Wanneer die Commissie over deze belangrijke zaak geen
advies behoeft te geven, weet ik niet waarover zij dat wel
zal moeten doen. Ik maak mij geen illusies omtrent het advies,
dat eventueel van die Commissie zou komen, want de Raad
heeft kort geleden den slechten smaak gehad haar zeer eenzijdig
samen te stellen, maar dit neemt niet weg, dat die Commissie
in elk geval had moeten worden gehoord.
Ook blijkt niet wat dit zaakje aan de gemeente zal kosten
want een geheel of gedeeltelijk behoud van het ambulantisme
zal veroorzaken, dat de gemeente meer onderwijzers noodig
heeft. Nu bepaalt de nieuwe wet, dat het Rijk aan de gemeente
vergoedt voor zooveel leerlingen, zooveel onderwijzers; stelt
de gemeente meer onderwijzers aan dan het Rijk vergoedt,
dan komen die meerderen geheel voor haar rekening, terwijl
zij dan volgens de nieuwe wet tevens de bijzondere scholen
in de gelegenheid moet stellen op haar kosten naar dezelfde
verhouding onderwijzers aan te stellen.
De Voorzitter. Mag ik u even doen opmerken, dat gij
over de zaak zelve spreekt, terwijl uw voorstel alleen strekt
om dit voorstel aan te houden.
De heer Groeneveld. Ik heb mijn voorstel tot aanhouding
ingediend, in de eerste plaats om de Raadsleden in de
gelegenheid te stellen de zaak beter te bestudeeren en in de
tweede plaats om Burgemeester en Wethouders de gelegenheid
te bieden de zaak nader toe te lichten. Ik meen, dat ik tot
dusverre alleen nog over mijn motie van orde, niet over de
zaak zelve heb gesproken.
Het voorstel van den heer Groeneveld wordt voldoende
ondersteund en maakt derhalve een onderwerp van beraad
slaging uit.
De heer van der Lip. M. d. V. Ik ben er altijd een voor
stander van om, wanneer er Raadsleden zijn, die zeggen geen
voldoenden tijd gehad te hebben om zich in de zaken in te
werken, aan hun wensch tot uitstel tegemoet te komen.

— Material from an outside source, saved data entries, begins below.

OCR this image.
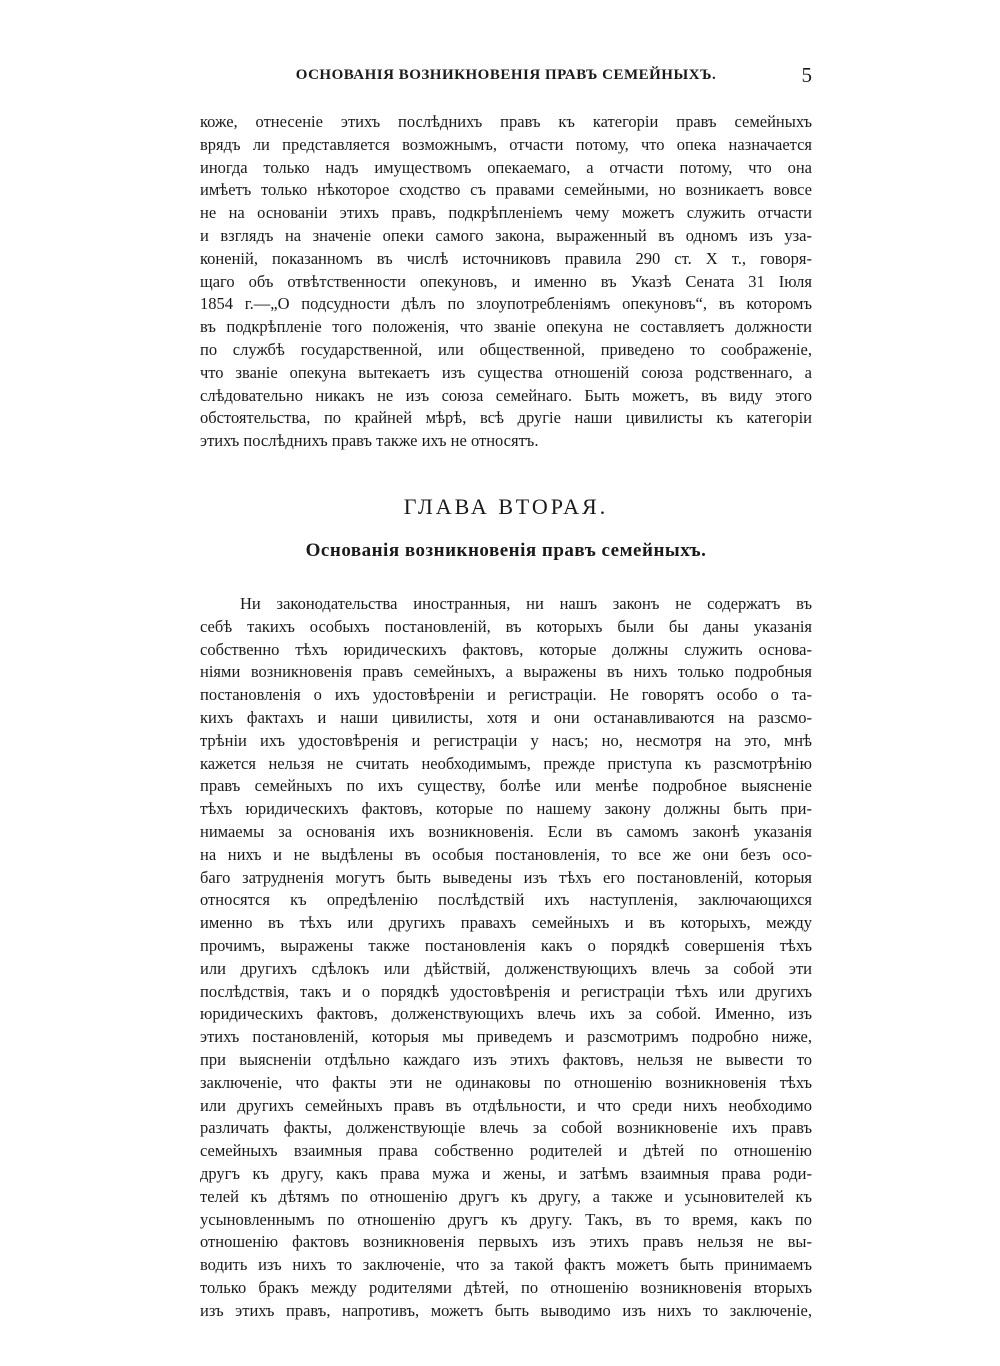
ОСНОВАНІЯ ВОЗНИКНОВЕНІЯ ПРАВЪ СЕМЕЙНЫХЪ.	5
коже, отнесеніе этихъ послѣднихъ правъ къ категоріи правъ семейныхъ
врядъ ли представляется возможнымъ, отчасти потому, что опека назначается
иногда только надъ имуществомъ опекаемаго, а отчасти потому, что она
имѣетъ только нѣкоторое сходство съ правами семейными, но возникаетъ вовсе
не на основаніи этихъ правъ, подкрѣпленіемъ чему можетъ служить отчасти
и взглядъ на значеніе опеки самого закона, выраженный въ одномъ изъ уза-
коненій, показанномъ въ числѣ источниковъ правила 290 ст. X т., говоря-
щаго объ отвѣтственности опекуновъ, и именно въ Указѣ Сената 31 Іюля
1854 г.—„О подсудности дѣлъ по злоупотребленіямъ опекуновъ“, въ которомъ
въ подкрѣпленіе того положенія, что званіе опекуна не составляетъ должности
по службѣ государственной, или общественной, приведено то соображеніе,
что званіе опекуна вытекаетъ изъ существа отношеній союза родственнаго, а
слѣдовательно никакъ не изъ союза семейнаго. Быть можетъ, въ виду этого
обстоятельства, по крайней мѣрѣ, всѣ другіе наши цивилисты къ категоріи
этихъ послѣднихъ правъ также ихъ не относятъ.
ГЛАВА ВТОРАЯ.
Основанія возникновенія правъ семейныхъ.
Ни законодательства иностранныя, ни нашъ законъ не содержатъ въ
себѣ такихъ особыхъ постановленій, въ которыхъ были бы даны указанія
собственно тѣхъ юридическихъ фактовъ, которые должны служить основа-
ніями возникновенія правъ семейныхъ, а выражены въ нихъ только подробныя
постановленія о ихъ удостовѣреніи и регистраціи. Не говорятъ особо о та-
кихъ фактахъ и наши цивилисты, хотя и они останавливаются на разсмо-
трѣніи ихъ удостовѣренія и регистраціи у насъ; но, несмотря на это, мнѣ
кажется нельзя не считать необходимымъ, прежде приступа къ разсмотрѣнію
правъ семейныхъ по ихъ существу, болѣе или менѣе подробное выясненіе
тѣхъ юридическихъ фактовъ, которые по нашему закону должны быть при-
нимаемы за основанія ихъ возникновенія. Если въ самомъ законѣ указанія
на нихъ и не выдѣлены въ особыя постановленія, то все же они безъ осо-
баго затрудненія могутъ быть выведены изъ тѣхъ его постановленій, которыя
относятся къ опредѣленію послѣдствій ихъ наступленія, заключающихся
именно въ тѣхъ или другихъ правахъ семейныхъ и въ которыхъ, между
прочимъ, выражены также постановленія какъ о порядкѣ совершенія тѣхъ
или другихъ сдѣлокъ или дѣйствій, долженствующихъ влечь за собой эти
послѣдствія, такъ и о порядкѣ удостовѣренія и регистраціи тѣхъ или другихъ
юридическихъ фактовъ, долженствующихъ влечь ихъ за собой. Именно, изъ
этихъ постановленій, которыя мы приведемъ и разсмотримъ подробно ниже,
при выясненіи отдѣльно каждаго изъ этихъ фактовъ, нельзя не вывести то
заключеніе, что факты эти не одинаковы по отношенію возникновенія тѣхъ
или другихъ семейныхъ правъ въ отдѣльности, и что среди нихъ необходимо
различать факты, долженствующіе влечь за собой возникновеніе ихъ правъ
семейныхъ взаимныя права собственно родителей и дѣтей по отношенію
другъ къ другу, какъ права мужа и жены, и затѣмъ взаимныя права роди-
телей къ дѣтямъ по отношенію другъ къ другу, а также и усыновителей къ
усыновленнымъ по отношенію другъ къ другу. Такъ, въ то время, какъ по
отношенію фактовъ возникновенія первыхъ изъ этихъ правъ нельзя не вы-
водить изъ нихъ то заключеніе, что за такой фактъ можетъ быть принимаемъ
только бракъ между родителями дѣтей, по отношенію возникновенія вторыхъ
изъ этихъ правъ, напротивъ, можетъ быть выводимо изъ нихъ то заключеніе,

Indien dus meerdere leden van den Raad gaarne nog eens
deze belangrijke zaak zouden willen bekijken, ben ik bereid
de behandeling aan te houden.
De Voorzitter. Heeft niemand bezwaar tegen aanhouding?
De heer Sijtsma. Ik gevoel er niet veel voor om deze zaak
aan te houden.
De quaestie waarom het bij dit voorstel gaat is niets
anders dan het ambulantisme, en niet de vraag of de wet
het al dan niet toelaat.
Het is een zeer oude quaestie, welke wij al zoo dikwijls
besproken hebben, en ik zou er niet veel lust in hebben op
te halen wat ik er vroeger van gezegd heb.